Still, Bishop’s losses seem to ever increase, and readers begin to question the poet’s assumed ability to “master” her “disasters.” She loses “two cities,” “some realms,” “two rivers,” “a continent,” and still maintains that “it wasn’t a disaster” (13-15). Finally, in the last quatrain, Bishop begins to doubt the refrain which the strict form of the villanelle requires. Indeed, upon mentioning losing “you,” Bishop loses something else: her poetic authority. The reassuring voice falters as she recalls “the joking voice, a gesture / I love” (15-16). In placing the proclamation “I love” on a separate line, Bishop emphasizes the words, allowing them to stand alone with the feelings they evoke. Significantly, Bishop additionally alters her refrain to “It’s evident / the art of losing’s not too hard to master” (17-18).

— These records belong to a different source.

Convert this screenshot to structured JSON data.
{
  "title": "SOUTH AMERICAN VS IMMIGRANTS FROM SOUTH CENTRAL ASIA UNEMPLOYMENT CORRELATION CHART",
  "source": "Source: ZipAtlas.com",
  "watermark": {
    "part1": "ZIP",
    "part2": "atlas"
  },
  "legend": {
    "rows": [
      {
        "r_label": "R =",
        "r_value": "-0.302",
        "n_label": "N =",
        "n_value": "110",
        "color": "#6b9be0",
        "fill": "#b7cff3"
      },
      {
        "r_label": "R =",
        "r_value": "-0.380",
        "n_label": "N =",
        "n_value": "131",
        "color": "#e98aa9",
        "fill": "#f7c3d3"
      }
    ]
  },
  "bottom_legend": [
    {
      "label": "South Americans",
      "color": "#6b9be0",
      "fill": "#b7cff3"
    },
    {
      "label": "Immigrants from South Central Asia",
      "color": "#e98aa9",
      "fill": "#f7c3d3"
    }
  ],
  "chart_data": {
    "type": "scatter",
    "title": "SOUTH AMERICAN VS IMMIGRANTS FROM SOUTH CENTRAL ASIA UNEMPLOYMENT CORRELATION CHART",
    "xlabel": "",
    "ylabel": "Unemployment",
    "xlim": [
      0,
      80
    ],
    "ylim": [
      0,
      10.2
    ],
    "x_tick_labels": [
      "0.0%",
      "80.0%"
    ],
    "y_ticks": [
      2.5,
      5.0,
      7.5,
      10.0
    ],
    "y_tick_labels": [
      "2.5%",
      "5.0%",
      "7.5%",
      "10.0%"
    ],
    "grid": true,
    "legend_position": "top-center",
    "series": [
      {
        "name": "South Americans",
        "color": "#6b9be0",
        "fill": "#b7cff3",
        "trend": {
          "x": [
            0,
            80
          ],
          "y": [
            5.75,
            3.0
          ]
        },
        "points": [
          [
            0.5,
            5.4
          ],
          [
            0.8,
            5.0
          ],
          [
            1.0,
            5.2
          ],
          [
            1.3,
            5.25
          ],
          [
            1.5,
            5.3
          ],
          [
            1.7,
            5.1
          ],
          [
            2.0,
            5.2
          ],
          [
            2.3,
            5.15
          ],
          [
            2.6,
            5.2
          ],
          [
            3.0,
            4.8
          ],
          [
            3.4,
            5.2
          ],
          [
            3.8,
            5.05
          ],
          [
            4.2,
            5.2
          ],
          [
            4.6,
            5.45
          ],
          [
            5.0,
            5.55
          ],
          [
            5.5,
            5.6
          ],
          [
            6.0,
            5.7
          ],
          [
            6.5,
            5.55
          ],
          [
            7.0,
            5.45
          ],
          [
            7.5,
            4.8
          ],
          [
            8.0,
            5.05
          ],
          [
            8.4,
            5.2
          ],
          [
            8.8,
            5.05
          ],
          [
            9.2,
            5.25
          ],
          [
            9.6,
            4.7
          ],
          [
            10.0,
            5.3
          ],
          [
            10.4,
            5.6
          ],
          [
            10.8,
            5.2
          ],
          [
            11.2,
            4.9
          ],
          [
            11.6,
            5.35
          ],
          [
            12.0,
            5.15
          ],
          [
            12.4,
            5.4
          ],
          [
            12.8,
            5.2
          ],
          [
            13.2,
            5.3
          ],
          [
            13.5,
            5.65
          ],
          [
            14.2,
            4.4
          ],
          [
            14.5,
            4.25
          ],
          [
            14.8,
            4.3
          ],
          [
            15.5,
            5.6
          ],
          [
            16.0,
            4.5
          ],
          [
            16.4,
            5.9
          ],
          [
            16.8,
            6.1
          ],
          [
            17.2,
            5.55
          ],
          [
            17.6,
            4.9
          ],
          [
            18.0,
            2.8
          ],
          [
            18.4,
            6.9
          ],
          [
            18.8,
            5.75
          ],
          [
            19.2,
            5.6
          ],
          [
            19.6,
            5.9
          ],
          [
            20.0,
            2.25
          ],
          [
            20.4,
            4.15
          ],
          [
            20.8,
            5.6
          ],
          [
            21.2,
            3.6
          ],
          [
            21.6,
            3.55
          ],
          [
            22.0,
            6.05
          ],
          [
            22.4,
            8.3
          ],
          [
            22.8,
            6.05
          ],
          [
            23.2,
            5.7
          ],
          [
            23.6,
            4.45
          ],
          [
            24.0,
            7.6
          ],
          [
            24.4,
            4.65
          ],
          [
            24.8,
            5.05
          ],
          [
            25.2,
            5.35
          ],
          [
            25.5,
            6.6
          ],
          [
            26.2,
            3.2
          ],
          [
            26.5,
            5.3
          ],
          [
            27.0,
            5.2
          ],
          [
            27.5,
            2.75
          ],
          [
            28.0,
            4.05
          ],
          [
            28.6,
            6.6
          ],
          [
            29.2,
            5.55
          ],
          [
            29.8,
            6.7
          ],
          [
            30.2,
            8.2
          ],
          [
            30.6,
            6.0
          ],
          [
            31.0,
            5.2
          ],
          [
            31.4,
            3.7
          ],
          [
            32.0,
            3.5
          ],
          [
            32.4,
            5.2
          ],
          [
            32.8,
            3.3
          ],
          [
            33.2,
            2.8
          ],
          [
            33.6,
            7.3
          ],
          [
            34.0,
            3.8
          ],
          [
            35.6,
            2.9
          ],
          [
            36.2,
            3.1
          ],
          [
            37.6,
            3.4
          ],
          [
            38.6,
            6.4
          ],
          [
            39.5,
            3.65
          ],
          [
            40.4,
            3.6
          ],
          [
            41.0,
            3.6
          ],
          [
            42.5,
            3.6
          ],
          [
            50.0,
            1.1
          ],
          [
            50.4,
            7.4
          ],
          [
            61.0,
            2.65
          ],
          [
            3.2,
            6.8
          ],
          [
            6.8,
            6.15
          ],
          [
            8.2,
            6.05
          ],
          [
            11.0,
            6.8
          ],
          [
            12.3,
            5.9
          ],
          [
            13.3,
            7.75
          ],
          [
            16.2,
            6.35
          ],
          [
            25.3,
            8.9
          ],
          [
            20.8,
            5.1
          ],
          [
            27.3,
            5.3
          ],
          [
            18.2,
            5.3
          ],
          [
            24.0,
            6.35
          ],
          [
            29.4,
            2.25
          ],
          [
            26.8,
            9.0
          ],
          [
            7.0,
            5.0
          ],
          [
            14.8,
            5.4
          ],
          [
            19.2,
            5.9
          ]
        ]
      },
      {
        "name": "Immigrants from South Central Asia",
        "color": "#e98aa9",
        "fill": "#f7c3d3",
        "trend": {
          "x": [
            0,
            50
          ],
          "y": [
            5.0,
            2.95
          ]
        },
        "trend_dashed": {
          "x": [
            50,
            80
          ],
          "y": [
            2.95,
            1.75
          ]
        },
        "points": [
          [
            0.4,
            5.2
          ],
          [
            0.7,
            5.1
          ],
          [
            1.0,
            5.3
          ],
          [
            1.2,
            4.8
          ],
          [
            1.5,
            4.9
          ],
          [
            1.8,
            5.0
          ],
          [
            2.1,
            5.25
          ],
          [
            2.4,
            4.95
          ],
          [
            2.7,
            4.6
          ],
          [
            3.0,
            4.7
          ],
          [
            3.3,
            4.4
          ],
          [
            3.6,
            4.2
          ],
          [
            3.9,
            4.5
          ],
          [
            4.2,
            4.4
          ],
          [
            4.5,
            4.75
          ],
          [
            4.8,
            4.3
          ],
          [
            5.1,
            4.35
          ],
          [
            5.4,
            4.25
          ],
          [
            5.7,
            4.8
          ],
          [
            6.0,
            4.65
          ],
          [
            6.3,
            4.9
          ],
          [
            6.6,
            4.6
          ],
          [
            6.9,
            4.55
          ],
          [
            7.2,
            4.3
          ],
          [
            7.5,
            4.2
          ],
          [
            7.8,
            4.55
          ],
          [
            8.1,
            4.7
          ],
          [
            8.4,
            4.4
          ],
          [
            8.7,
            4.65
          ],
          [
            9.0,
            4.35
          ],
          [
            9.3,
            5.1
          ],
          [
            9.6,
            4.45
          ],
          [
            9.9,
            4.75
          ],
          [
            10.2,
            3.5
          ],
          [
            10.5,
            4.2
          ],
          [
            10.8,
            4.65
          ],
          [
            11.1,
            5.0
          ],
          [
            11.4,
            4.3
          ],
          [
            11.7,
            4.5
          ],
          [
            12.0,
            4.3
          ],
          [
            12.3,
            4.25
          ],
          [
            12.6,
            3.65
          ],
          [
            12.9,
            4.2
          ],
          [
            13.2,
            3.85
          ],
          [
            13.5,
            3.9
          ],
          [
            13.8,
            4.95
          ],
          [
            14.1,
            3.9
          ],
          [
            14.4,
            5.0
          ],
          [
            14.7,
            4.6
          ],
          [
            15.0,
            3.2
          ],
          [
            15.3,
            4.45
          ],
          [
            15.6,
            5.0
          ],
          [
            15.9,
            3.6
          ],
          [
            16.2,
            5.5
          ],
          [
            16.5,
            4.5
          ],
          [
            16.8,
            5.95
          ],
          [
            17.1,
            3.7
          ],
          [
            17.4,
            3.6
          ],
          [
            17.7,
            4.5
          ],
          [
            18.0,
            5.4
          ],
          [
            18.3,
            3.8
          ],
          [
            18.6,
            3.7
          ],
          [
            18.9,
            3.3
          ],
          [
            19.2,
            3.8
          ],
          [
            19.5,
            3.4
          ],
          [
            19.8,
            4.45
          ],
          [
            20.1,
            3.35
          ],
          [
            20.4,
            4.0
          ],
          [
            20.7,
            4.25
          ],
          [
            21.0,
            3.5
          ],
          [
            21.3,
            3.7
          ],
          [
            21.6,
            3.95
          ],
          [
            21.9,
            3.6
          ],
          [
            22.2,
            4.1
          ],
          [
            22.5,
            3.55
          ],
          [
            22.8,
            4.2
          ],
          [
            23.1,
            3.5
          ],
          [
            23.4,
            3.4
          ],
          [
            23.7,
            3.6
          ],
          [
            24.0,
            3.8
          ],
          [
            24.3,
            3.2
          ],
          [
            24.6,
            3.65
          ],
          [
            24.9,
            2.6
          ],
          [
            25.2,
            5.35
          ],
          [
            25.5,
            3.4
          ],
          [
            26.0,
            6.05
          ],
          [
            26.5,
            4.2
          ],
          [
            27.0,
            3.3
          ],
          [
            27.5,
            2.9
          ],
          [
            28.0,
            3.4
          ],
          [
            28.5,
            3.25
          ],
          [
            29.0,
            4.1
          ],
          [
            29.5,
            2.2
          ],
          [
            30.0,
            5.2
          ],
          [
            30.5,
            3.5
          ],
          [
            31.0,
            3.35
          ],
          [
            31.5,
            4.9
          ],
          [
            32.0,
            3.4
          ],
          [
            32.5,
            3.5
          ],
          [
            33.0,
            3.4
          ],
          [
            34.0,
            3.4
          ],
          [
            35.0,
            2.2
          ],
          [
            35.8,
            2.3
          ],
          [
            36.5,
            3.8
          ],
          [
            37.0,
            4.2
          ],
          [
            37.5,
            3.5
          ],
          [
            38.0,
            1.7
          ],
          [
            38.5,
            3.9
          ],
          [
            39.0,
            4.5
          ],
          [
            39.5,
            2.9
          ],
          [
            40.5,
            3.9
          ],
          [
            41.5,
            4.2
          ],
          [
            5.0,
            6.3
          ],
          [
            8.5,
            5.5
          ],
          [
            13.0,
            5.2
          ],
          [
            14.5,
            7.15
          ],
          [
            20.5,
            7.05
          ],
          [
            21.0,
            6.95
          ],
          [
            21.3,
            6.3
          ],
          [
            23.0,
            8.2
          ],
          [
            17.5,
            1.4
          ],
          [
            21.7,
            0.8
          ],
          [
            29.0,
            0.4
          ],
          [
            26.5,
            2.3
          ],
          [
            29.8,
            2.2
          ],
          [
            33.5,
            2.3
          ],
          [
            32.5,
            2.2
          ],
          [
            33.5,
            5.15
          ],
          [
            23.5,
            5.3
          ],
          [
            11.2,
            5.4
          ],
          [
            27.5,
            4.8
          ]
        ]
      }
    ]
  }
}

Clearly, Bishop endeavors to qualify herself, but her refrain weakens in this final stanza. She admits that losing love “may look like (Write it!) like disaster” (19). At the end of her poem, then, Bishop acknowledges that the loss of love is far too difficult to master, and in a final attempt to control the feelings breaking through the surface of the page, Bishop repeats the word “like” to delay the unavoidable and most devastating disaster: the loss of a person still deeply loved. The voice of the survivor emerges once more, however, in Bishop’s fierce intonation of “Write it!” (19). Indeed, Bishop’s villanelle succeeds in recovering her lost “realms” in establishing an everlasting place for her poetry in postmodern times through its conversion of wholly inexplicable losses into vast, unfathomable beauty.
Bishop, Elizabeth. "One Art." Poets.org. 17 Nov. 2009.